A more serious concern is linked to the concept of an autonomous machine. This could be a self-controlling road vehicle which may become a reality rather sooner than later given the speed of current technological advancement. It could be a robot designed to replace a soldier in the battlefield. Who is responsible for its actions? Who is liable? Can such a machine behave ethically of its own accord?

I believe the answer is a firm “no”. Machines should be designed, built, programmed, trained so that they can render useful services. While possibly requiring limited autonomy they must for example never be allowed to kill. In the last instance, they must always be controlled by people. Machines – no matter how sophisticated - are as “ethical” as the people who design, build, program, train and use them.
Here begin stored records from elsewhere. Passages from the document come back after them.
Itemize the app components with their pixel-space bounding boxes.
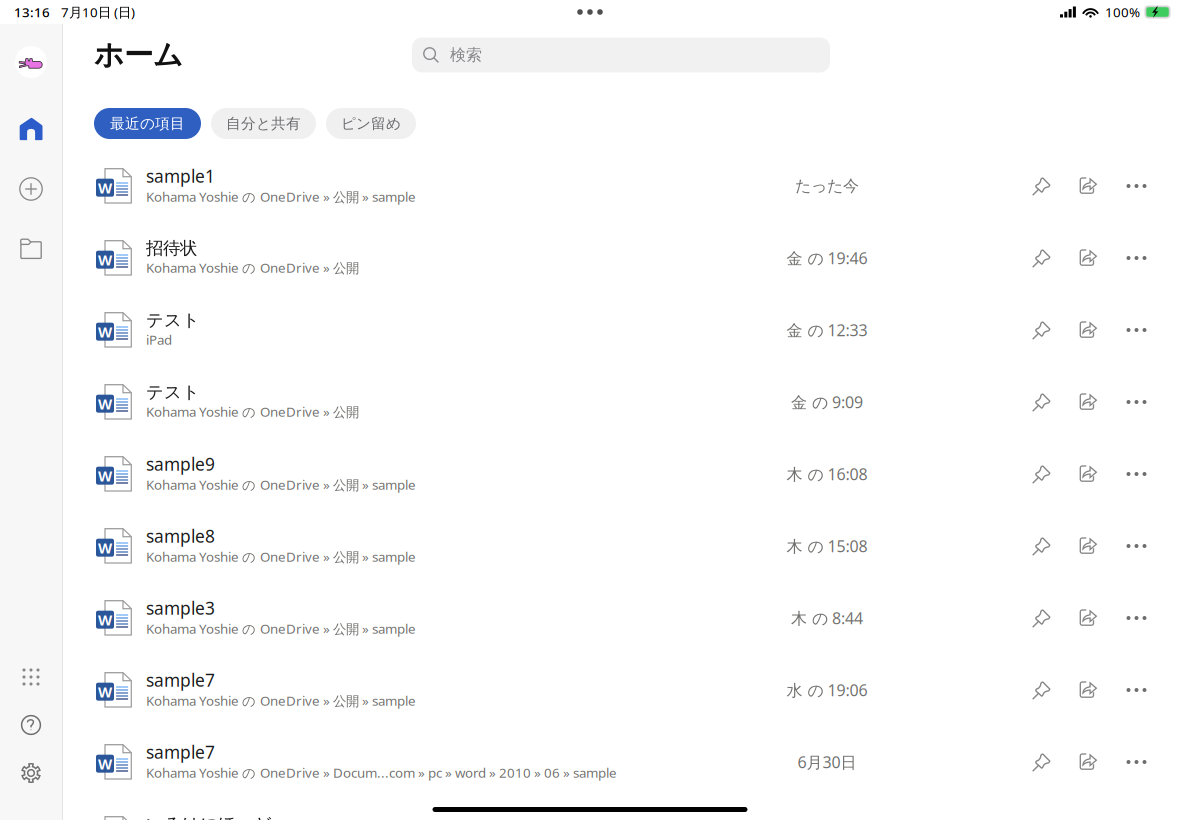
staticText: 木 の 16:08: [786, 463, 868, 485]
button[interactable]: Pin: [1018, 740, 1065, 784]
staticText: W: [98, 610, 112, 630]
staticText: Kohama Yoshie の OneDrive » Docum...com »…: [146, 764, 617, 781]
staticText: 7月10日 (日): [61, 3, 135, 21]
staticText: 13:16: [14, 3, 50, 21]
staticText: Kohama Yoshie の OneDrive » 公開 » sample: [146, 188, 416, 205]
staticText: Kohama Yoshie の OneDrive » 公開 » sample: [146, 548, 416, 565]
staticText: W: [98, 394, 112, 414]
staticText: W: [98, 250, 112, 270]
staticText: sample7: [146, 741, 215, 764]
staticText: 招待状: [146, 238, 197, 259]
staticText: W: [98, 466, 112, 486]
button[interactable]: New: [8, 166, 54, 212]
staticText: Kohama Yoshie の OneDrive » 公開: [146, 403, 359, 421]
staticText: ピン留め: [341, 114, 401, 132]
button[interactable]: W: [63, 150, 1180, 222]
staticText: sample7: [146, 669, 215, 692]
button[interactable]: Share: [1065, 380, 1112, 424]
button[interactable]: Pin: [1018, 380, 1065, 424]
staticText: sample3: [146, 597, 215, 620]
staticText: 6月30日: [798, 751, 856, 773]
staticText: 検索: [450, 45, 482, 65]
button[interactable]: Home: [8, 106, 54, 152]
button[interactable]: Help: [8, 702, 54, 748]
staticText: Kohama Yoshie の OneDrive » 公開 » sample: [146, 476, 416, 493]
button[interactable]: Share: [1065, 308, 1112, 352]
button[interactable]: W: [63, 438, 1180, 510]
button[interactable]: Pin: [1018, 596, 1065, 640]
button[interactable]: Settings: [8, 750, 54, 796]
staticText: 自分と共有: [226, 114, 301, 132]
staticText: W: [98, 538, 112, 558]
staticText: たった今: [795, 176, 859, 196]
button[interactable]: W: [63, 510, 1180, 582]
staticText: テスト: [146, 382, 200, 403]
button[interactable]: ピン留め: [326, 108, 416, 139]
button[interactable]: More: [1112, 452, 1159, 496]
staticText: 金 の 12:33: [786, 319, 868, 341]
button[interactable]: W: [63, 798, 1180, 820]
button[interactable]: Share: [1065, 452, 1112, 496]
staticText: W: [98, 322, 112, 342]
button[interactable]: Share: [1065, 740, 1112, 784]
staticText: W: [98, 178, 112, 198]
button[interactable]: Files: [8, 226, 54, 272]
staticText: sample8: [146, 525, 215, 548]
button[interactable]: Pin: [1018, 524, 1065, 568]
button[interactable]: More: [1112, 740, 1159, 784]
staticText: Kohama Yoshie の OneDrive » 公開 » sample: [146, 620, 416, 637]
button[interactable]: W: [63, 366, 1180, 438]
button[interactable]: W: [63, 726, 1180, 798]
button[interactable]: Pin: [1018, 236, 1065, 280]
button[interactable]: Pin: [1018, 164, 1065, 208]
staticText: W: [98, 754, 112, 774]
staticText: W: [98, 682, 112, 702]
button[interactable]: Pin: [1018, 668, 1065, 712]
button[interactable]: Account: [9, 40, 53, 84]
button[interactable]: W: [63, 582, 1180, 654]
staticText: 100%: [1105, 3, 1140, 21]
staticText: いろはにほへど: [146, 814, 272, 820]
button[interactable]: More: [1112, 308, 1159, 352]
button[interactable]: W: [63, 222, 1180, 294]
staticText: Kohama Yoshie の OneDrive » 公開: [146, 259, 359, 277]
button[interactable]: More: [1112, 668, 1159, 712]
button[interactable]: 自分と共有: [211, 108, 316, 139]
staticText: テスト: [146, 310, 200, 331]
staticText: 木 の 8:44: [791, 607, 863, 629]
button[interactable]: Pin: [1018, 308, 1065, 352]
staticText: sample1: [146, 165, 215, 188]
button[interactable]: Apps: [8, 654, 54, 700]
button[interactable]: W: [63, 294, 1180, 366]
staticText: sample9: [146, 453, 215, 476]
button[interactable]: Share: [1065, 236, 1112, 280]
button[interactable]: 最近の項目: [94, 108, 201, 139]
button[interactable]: Share: [1065, 596, 1112, 640]
staticText: 木 の 15:08: [786, 535, 868, 557]
button[interactable]: Share: [1065, 668, 1112, 712]
button[interactable]: More: [1112, 164, 1159, 208]
button[interactable]: More: [1112, 524, 1159, 568]
staticText: iPad: [146, 331, 172, 348]
staticText: ホーム: [94, 37, 183, 73]
button[interactable]: Share: [1065, 524, 1112, 568]
button[interactable]: Pin: [1018, 452, 1065, 496]
staticText: 水 の 19:06: [786, 679, 868, 701]
button[interactable]: More: [1112, 380, 1159, 424]
button[interactable]: More: [1112, 236, 1159, 280]
staticText: Kohama Yoshie の OneDrive » 公開 » sample: [146, 692, 416, 709]
button[interactable]: W: [63, 654, 1180, 726]
staticText: 最近の項目: [110, 114, 185, 132]
button[interactable]: Share: [1065, 164, 1112, 208]
staticText: 金 の 9:09: [791, 391, 863, 413]
button[interactable]: More: [1112, 596, 1159, 640]
staticText: 金 の 19:46: [786, 247, 868, 269]
button[interactable]: 検索: [412, 38, 830, 72]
We must not forget that man-made machines are categorically different from natural living, feeling, and thinking beings. The more we fancy machines to be human-like the higher the risk of us becoming machine-like ourselves. The more we rely on machines to make decisions that only we can justifiably make, the more we deprive ourselves of our authority, independence and our essential human characteristics. And contrary to nightmarish musings about robots taking over the planet and about robot-rights: man-made machines – no matter how sophisticated - have no rights and should not be feared; we can switch them off, take them off line or, ultimately, dismantle them.

We, jointly and individually, have to take full responsibility for what we are doing, good or bad, constructive or destructive, through our own inventions and creations, to each other and our world at large.